How to Extract Images From PDF in Python and Convert Them Back to PDF

In this tutorial, we’re going to show you how to extract images from PDF in Python and convert them back to PDF.

Step 1: Source Code

Create a Python file and add the following source code:

import requests # pip install requests

# The authentication key (API Key).
# Get your own by registering at https://app.pdf.co
API_KEY = "***************************************"

# Base URL for PDF.co Web API requests
BASE_URL = "https://api.pdf.co/v1"

# Direct URL of source PDF file.
# You can also upload your own file into PDF.co and use it as url. Check "Upload File" samples for code snippets: https://github.com/bytescout/pdf-co-api-samples/tree/master/File%20Upload/    
SourceFileURL = "https://bytescout-com.s3.amazonaws.com/files/demo-files/cloud-api/pdf-to-image/sample.pdf"
# Comma-separated list of page indices (or ranges) to process. Leave empty for all pages. Example: '0,2-5,7-'.
Pages = ""
# PDF document password. Leave empty for unprotected documents.
Password = ""

def main(args = None):
    convertPdfToImage(SourceFileURL)


def convertPdfToImage(sourceFileURL):
    """Converts PDF To Image using PDF.co Web API"""

    # Prepare requests params as JSON
    # See documentation: https://developer.pdf.co
    parameters = {}
    parameters["password"] = Password
    parameters["pages"] = Pages
    parameters["url"] = sourceFileURL

    # Prepare URL for 'PDF To PNG' API request
    url = "{}/pdf/convert/to/png".format(BASE_URL)

    # Execute request and get response as JSON
    response = requests.post(url, data=parameters, headers={ "x-api-key": API_KEY })
    if (response.status_code == 200):
        json = response.json()

        if json["error"] == False:

            # Download generated PNG files
            part = 1

            for resultFileUrl in json["urls"]:
                # Download Result File
                r = requests.get(resultFileUrl, stream=True)

                localFileUrl = f"Page{part}.png"

                if r.status_code == 200:
                    with open(localFileUrl, 'wb') as file:
                        for chunk in r:
                            file.write(chunk)
                    print(f"Result file saved as \"{localFileUrl}\" file.")
                else:
                    print(f"Request error: {response.status_code} {response.reason}")

                part = part + 1
        else:
            # Show service reported error
            print(json["message"])
    else:
        print(f"Request error: {response.status_code} {response.reason}")


if __name__ == '__main__':
    main()

Step 2: Install request module

  • Have installed the request module already? If not, kindly install the requests module. You can do it by running on your command line:
python -m pip install requests 

Step 3: Add API Key

  • On line 5 Insert your API key into your Python code. You may get your API key from your dashboard.

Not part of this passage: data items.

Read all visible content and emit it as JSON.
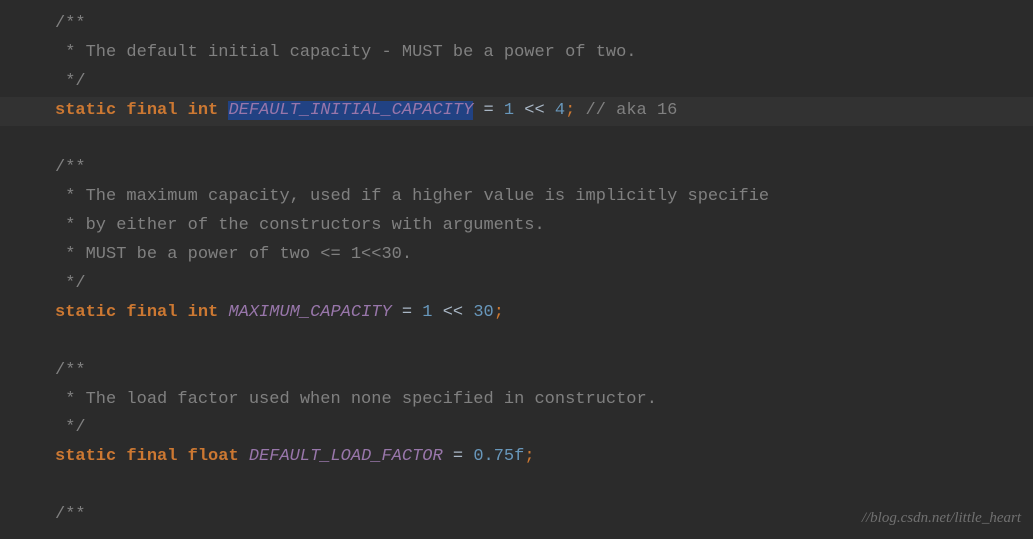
{
  "code": {
    "line1": "/**",
    "line2_prefix": " * ",
    "line2_text": "The default initial capacity - MUST be a power of two.",
    "line3": " */",
    "line4_static": "static",
    "line4_final": "final",
    "line4_type": "int",
    "line4_name": "DEFAULT_INITIAL_CAPACITY",
    "line4_eq": " = ",
    "line4_val1": "1",
    "line4_op": " << ",
    "line4_val2": "4",
    "line4_semi": ";",
    "line4_comment": " // aka 16",
    "line6": "/**",
    "line7_prefix": " * ",
    "line7_text": "The maximum capacity, used if a higher value is implicitly specifie",
    "line8_prefix": " * ",
    "line8_text": "by either of the constructors with arguments.",
    "line9_prefix": " * ",
    "line9_text": "MUST be a power of two <= 1<<30.",
    "line10": " */",
    "line11_static": "static",
    "line11_final": "final",
    "line11_type": "int",
    "line11_name": "MAXIMUM_CAPACITY",
    "line11_eq": " = ",
    "line11_val1": "1",
    "line11_op": " << ",
    "line11_val2": "30",
    "line11_semi": ";",
    "line13": "/**",
    "line14_prefix": " * ",
    "line14_text": "The load factor used when none specified in constructor.",
    "line15": " */",
    "line16_static": "static",
    "line16_final": "final",
    "line16_type": "float",
    "line16_name": "DEFAULT_LOAD_FACTOR",
    "line16_eq": " = ",
    "line16_val": "0.75f",
    "line16_semi": ";",
    "line18": "/**"
  },
  "watermark": "//blog.csdn.net/little_heart"
}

Step 4: URL to Source and Path to Output File

  • Add the URL to your source and path for your output file on line 12 with SourceFileURL

Step 5: Setup Parameters

  • Set up the parameters for your PDF to PNG conversion
  • On lines 27-30 define any parameters you may need for passwords etc.

Step 6: Run Program

  • Once you’re done with your code, you may now run your program. You can see the output file in your folder
Resulting files
Resulting files

Step 7: How to Convert Them Back into PDF

Follow these steps to convert images back to PDF in Python.

URL to Source and Path to Output

  • Add the URL to your source and path for your output file

Add URLs to the image files
Add URLs to the image files

Setup Parameters

  • Set up the parameters for your PNG to PDF conversion
Set required parameters
Set required parameters

Run Program

  • Once you’re done with your code, you may now run your program. You can see the output file in your folder
PDF created from image files
PDF created from image files

In this tutorial you’ve learned how to convert PDF to PNG and convert the PNG back to PDF in Python with PDF Extractor API.